J’ai levé les yeux vers la vieille Mme Hempstock. « Comment vous savez ?
— Bonne question, mon chou. Surtout par la dégradation des électrons. Faut regarder les objets de près pour bien voir les électrons. C’est les tout petits trucs qui ont l’air de sourires minuscules. Les neutrons, c’est les gris qui ressemblent à des grimaces. Les électrons, ils souriaient tous un peu trop pour 1912, alors j’ai été examiner la bordure des lettres et la tête du vieux roi, et tout ça était un brin trop propre et trop net. Même là où c’était usé, on aurait dit que ça avait été créé usé.
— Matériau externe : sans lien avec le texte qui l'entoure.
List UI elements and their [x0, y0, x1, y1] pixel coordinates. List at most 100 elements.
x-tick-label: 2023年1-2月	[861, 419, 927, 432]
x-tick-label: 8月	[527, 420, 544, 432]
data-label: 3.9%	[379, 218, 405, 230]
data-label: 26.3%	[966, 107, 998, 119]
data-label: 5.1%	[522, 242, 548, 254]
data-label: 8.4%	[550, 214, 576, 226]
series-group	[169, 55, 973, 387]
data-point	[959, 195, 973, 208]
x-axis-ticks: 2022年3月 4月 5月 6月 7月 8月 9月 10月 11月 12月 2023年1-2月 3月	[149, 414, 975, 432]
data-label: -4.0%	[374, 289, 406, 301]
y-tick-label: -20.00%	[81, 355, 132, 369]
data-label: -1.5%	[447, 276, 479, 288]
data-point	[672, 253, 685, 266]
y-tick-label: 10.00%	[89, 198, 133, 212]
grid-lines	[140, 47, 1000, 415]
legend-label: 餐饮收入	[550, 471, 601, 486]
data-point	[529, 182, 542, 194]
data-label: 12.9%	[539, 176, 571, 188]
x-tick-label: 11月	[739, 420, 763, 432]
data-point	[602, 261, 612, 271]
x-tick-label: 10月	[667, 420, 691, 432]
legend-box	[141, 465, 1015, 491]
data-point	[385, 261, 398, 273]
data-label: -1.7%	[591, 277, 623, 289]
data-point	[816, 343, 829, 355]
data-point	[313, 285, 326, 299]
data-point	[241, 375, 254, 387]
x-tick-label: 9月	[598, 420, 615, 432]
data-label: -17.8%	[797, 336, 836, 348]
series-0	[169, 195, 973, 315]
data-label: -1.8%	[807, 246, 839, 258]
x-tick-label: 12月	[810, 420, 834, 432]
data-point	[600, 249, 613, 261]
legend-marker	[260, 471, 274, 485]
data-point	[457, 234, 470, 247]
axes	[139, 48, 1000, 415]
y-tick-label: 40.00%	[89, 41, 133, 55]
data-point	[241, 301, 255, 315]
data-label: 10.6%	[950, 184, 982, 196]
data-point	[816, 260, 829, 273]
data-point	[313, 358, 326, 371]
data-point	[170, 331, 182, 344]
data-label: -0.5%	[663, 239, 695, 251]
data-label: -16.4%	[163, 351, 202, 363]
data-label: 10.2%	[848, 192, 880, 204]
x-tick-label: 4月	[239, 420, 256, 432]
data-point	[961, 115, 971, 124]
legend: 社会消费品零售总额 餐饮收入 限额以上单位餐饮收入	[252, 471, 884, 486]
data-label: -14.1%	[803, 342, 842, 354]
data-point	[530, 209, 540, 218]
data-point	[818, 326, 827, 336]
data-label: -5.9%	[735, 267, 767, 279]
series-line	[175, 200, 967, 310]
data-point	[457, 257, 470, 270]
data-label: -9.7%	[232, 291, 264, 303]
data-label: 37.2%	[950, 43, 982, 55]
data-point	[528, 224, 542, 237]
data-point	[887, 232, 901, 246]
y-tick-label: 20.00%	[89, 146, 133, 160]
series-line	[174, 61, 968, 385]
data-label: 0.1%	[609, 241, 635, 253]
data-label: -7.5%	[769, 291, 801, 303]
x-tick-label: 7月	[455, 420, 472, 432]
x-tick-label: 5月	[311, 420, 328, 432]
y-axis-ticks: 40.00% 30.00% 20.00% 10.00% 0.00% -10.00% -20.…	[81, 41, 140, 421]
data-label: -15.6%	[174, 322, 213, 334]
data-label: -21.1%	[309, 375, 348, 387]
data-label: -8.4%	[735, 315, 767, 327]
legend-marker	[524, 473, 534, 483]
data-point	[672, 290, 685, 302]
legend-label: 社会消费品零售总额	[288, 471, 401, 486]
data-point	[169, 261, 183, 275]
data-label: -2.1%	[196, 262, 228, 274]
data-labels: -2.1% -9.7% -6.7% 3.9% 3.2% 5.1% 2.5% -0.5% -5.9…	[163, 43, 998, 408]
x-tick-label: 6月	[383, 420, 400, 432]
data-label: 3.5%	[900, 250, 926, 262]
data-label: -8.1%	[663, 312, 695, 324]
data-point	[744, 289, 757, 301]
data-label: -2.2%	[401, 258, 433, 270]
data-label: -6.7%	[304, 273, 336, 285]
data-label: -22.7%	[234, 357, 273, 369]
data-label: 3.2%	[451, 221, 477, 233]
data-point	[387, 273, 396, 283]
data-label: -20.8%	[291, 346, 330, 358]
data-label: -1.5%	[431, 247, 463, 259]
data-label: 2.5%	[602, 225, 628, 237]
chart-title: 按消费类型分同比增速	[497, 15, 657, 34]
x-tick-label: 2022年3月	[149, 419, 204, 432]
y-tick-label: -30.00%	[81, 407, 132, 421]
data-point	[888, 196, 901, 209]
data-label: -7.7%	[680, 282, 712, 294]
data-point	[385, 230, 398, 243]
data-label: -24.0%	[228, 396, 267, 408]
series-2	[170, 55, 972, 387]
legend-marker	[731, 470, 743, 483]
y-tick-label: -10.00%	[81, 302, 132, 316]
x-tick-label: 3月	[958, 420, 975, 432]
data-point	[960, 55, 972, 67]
— Vous devez avoir une très bonne vue », ai-je commenté. J’étais impressionné. Elle m’a rendu la pièce.
« Plus autant qu’autrefois, mais, après tout, quand t’en arriveras à mon âge, toi non plus t’auras plus d’aussi bons yeux qu’autrefois. » Et elle s’est esclaffée, comme si elle avait dit quelque chose de très drôle.
« Et c’est quel âge ? »
Lettie m’a regardé et je me suis demandé avec inquiétude si je n’avais pas été impoli. Parfois, les adultes n’aimaient pas qu’on leur demande leur âge, et d’autres fois, si. Selon mon expérience, les vieux aimaient ça. Ils étaient fiers de leur âge. Mme Wollery avait soixante-dix-sept ans, M. Wollery quatre-vingt-neuf, et ils aimaient nous répéter combien ils étaient vieux.
La vieille Mme Hempstock s’est dirigée vers un placard et en a sorti plusieurs vases colorés. « Un certain âge, a-t-elle dit. Je me souviens de la fabrication de la lune.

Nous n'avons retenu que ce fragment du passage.